A situação tem-se agravado com a aplicação do regime de renda apoiada a um número crescente de bairros sociais municipais – embora de forma diferenciada – com a aplicação aos inquilinos dos mais de 12 mil fogos da responsabilidade do Instituto da Habitação e Reabilitação Urbana.
A rápida degradação das condições de vida dos trabalhadores e do povo português, devido à redução dos salários, reformas e pensões, aos cortes nas prestações sociais e ao aumento dos preços de bens essenciais, conduzem a dificuldades acrescidas, que a par do aumento brutal das rendas, por via da aplicação do regime de renda apoiada à generalidade dos bairros sociais, gerarão situações dramáticas e de extrema pobreza em muitas famílias.

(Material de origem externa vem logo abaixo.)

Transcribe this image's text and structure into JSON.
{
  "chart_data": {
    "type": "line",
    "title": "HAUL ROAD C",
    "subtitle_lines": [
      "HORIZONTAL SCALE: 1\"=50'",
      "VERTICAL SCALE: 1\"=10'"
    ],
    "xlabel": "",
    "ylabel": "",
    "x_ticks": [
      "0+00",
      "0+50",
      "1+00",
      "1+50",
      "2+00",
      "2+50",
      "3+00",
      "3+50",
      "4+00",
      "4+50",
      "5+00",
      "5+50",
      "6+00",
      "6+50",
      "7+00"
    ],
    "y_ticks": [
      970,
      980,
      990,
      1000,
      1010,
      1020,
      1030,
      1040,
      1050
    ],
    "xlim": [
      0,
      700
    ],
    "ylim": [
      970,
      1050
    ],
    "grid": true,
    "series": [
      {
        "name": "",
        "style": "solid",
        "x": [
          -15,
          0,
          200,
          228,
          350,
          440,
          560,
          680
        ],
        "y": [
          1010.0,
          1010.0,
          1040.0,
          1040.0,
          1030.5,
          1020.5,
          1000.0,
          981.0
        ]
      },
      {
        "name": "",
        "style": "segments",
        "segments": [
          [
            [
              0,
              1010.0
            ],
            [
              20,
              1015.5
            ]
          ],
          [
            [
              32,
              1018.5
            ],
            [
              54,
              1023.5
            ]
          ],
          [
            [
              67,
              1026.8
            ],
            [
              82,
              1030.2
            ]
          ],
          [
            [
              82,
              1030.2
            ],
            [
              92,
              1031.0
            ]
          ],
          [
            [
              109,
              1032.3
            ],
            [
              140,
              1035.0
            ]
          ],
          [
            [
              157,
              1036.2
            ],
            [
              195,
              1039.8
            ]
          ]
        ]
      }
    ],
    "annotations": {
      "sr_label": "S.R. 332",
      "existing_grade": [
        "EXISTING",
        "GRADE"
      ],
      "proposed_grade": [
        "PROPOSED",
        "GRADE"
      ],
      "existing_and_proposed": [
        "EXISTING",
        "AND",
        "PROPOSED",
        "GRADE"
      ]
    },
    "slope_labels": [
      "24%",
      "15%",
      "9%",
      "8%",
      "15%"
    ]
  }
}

Urge, pois, que o Governo, de acordo com a Resolução da Assembleia da República n.º 152/2001, proceda à reavaliação do atual regime de renda apoiada. Enquanto tal não ocorrer, os aumentos das rendas das habitações sociais devem ser suspensos, por forma a impedir uma degradação ainda maior das condições de vida da população mais afetada pela situação económica e social do País. Sem prejuízo do cumprimento dessa Resolução da Assembleia e de uma eventual avaliação e revisão do regime por parte do Governo, o PCP continuará a insistir no conjunto das alterações que entende como necessárias. Todavia, a emergência social e os problemas com que se confrontam os portugueses não podem deixar de merecer uma iniciativa que solucione no imediato, ou que, pelo menos, contribua para melhorar a circunstância de um vasto conjunto de famílias que sofre, a juntar aos problemas do desemprego ou dos baixos salários ou pensões, o custos de rendas com valores muito acima do que o que na realidade lhe deve ser exigido.
Nos termos regimentais e constitucionais aplicáveis, os Deputados abaixo assinados do Grupo Parlamentar do PCP apresentam o seguinte Projeto de Lei:
Artigo 1.º
Suspensão temporária dos aumentos das rendas das habitações sociais
1. São suspensos, pelo prazo de dois anos, os aumentos, decorrentes da aplicação do Decreto-Lei n.º 166/93, de 7 de maio, das rendas das habitações sociais do Estado, seus organismos autónomos e institutos públicos, bem como os aumentos das rendas das habitações sociais adquiridas ou promovidas pelos municípios e pelas instituições particulares de solidariedade social com comparticipações a fundo perdido concedidas pelo Estado.
2. Os aumentos de rendas que resultam da aplicação do regime de renda apoiada são revertidos no sentido da recuperação do valor de renda aplicado imediatamente antes desse regime, salvo nos casos em que resulte da aplicação da renda apoiada um valor inferior a esse.
Artigo 2.º
Entrada em vigor
A presente lei entra em vigor no dia seguinte ao da sua publicação.